Following the cure of pulmonary tuberculosis, care must be taken not to gain too much weight. Von Nordeen says: “These patients frequently take on large quantities of fat, and in some cases the very fatness they strive to acquire may be the means of their undoing, interfering, as it may, with exercise and with breathing.”
Drinking vinegar to reduce weight may end in the production of tuberculosis, as shown by the following story told nearly a hundred years ago in the London Medical Gazette:
“A few years since, a young lady in easy circumstances, enjoying good health, was very plump, had a good appetite, and a complexion blooming with roses and lilies. She began to look upon her plumpness with suspicion, her mother being very fat and she afraid of becoming like her.

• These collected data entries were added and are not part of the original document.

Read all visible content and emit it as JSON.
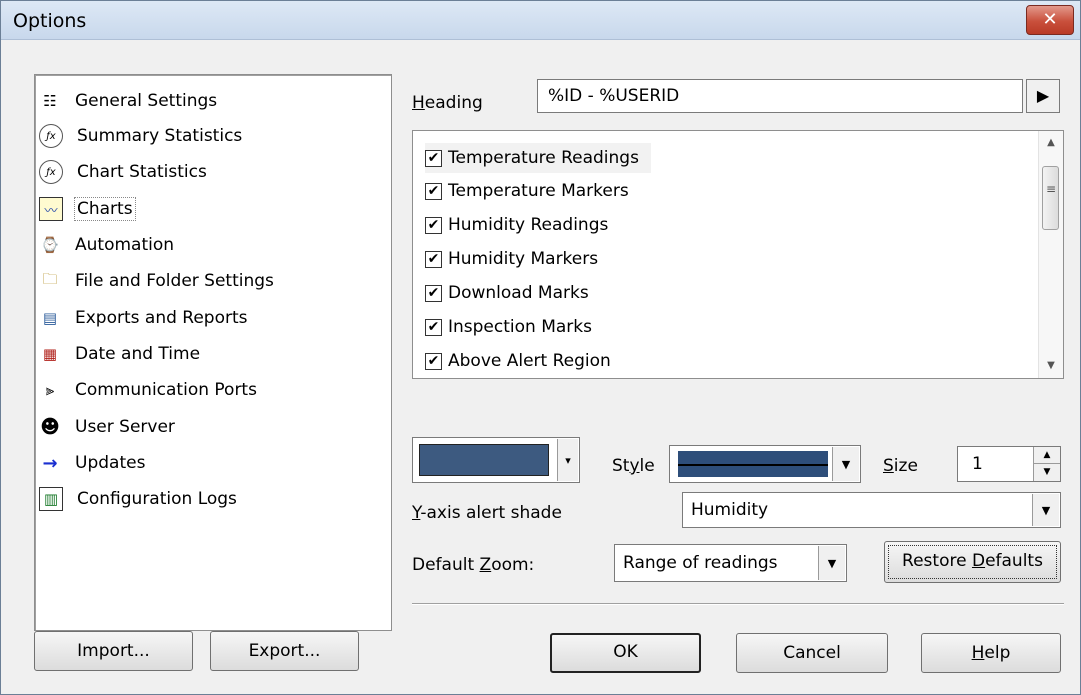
{
  "window": {
    "title": "Options",
    "close_label": "✕"
  },
  "nav": {
    "items": [
      {
        "label": "General Settings",
        "icon": "general-settings-icon",
        "glyph": "☷"
      },
      {
        "label": "Summary Statistics",
        "icon": "summary-statistics-icon",
        "glyph": "ƒx"
      },
      {
        "label": "Chart Statistics",
        "icon": "chart-statistics-icon",
        "glyph": "ƒx"
      },
      {
        "label": "Charts",
        "icon": "charts-icon",
        "glyph": "〰"
      },
      {
        "label": "Automation",
        "icon": "watch-icon",
        "glyph": "⌚"
      },
      {
        "label": "File and Folder Settings",
        "icon": "folder-icon",
        "glyph": "🗀"
      },
      {
        "label": "Exports and Reports",
        "icon": "report-icon",
        "glyph": "▤"
      },
      {
        "label": "Date and Time",
        "icon": "calendar-icon",
        "glyph": "▦"
      },
      {
        "label": "Communication Ports",
        "icon": "port-icon",
        "glyph": "⫸"
      },
      {
        "label": "User Server",
        "icon": "user-server-icon",
        "glyph": "☻"
      },
      {
        "label": "Updates",
        "icon": "arrow-right-icon",
        "glyph": "→"
      },
      {
        "label": "Configuration Logs",
        "icon": "log-icon",
        "glyph": "▥"
      }
    ]
  },
  "heading": {
    "label_first": "H",
    "label_rest": "eading",
    "value": "%ID - %USERID",
    "button_icon": "▶"
  },
  "list": {
    "items": [
      {
        "label": "Temperature Readings",
        "checked": "✔"
      },
      {
        "label": "Temperature Markers",
        "checked": "✔"
      },
      {
        "label": "Humidity Readings",
        "checked": "✔"
      },
      {
        "label": "Humidity Markers",
        "checked": "✔"
      },
      {
        "label": "Download Marks",
        "checked": "✔"
      },
      {
        "label": "Inspection Marks",
        "checked": "✔"
      },
      {
        "label": "Above Alert Region",
        "checked": "✔"
      }
    ],
    "scroll_up": "▲",
    "scroll_down": "▼",
    "grip": "≡"
  },
  "appearance": {
    "color": "#3d5a80",
    "style_label_pre": "St",
    "style_label_u": "y",
    "style_label_post": "le",
    "size_label_u": "S",
    "size_label_rest": "ize",
    "size_value": "1",
    "spin_up": "▲",
    "spin_down": "▼",
    "dropdown_arrow": "▼",
    "small_arrow": "▾"
  },
  "yaxis": {
    "label_u": "Y",
    "label_rest": "-axis alert shade",
    "value": "Humidity"
  },
  "zoom": {
    "label_pre": "Default ",
    "label_u": "Z",
    "label_post": "oom:",
    "value": "Range of readings"
  },
  "buttons": {
    "restore_pre": "Restore ",
    "restore_u": "D",
    "restore_post": "efaults",
    "import": "Import...",
    "export": "Export...",
    "ok": "OK",
    "cancel": "Cancel",
    "help_u": "H",
    "help_rest": "elp"
  }
}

Accordingly she consulted a woman, who advised her to drink a small glass of vinegar daily; the counsel was followed and the plumpness soon diminished. She was delighted with the success of the remedy and continued it for more than a month. She began to have a. cough, but it was at first dry and regarded as a cold that would sub-side. But from being dry, it was presently moist. A slow fever came on, with difficult breathing; her body became lame and wasted away; night sweats, with swelling of the feet, succeeded, and a diarnccea terminated her life. On examination, all the lobes of the lungs were found filled with tubercles, and somewhat resembled a bunch of grapes.”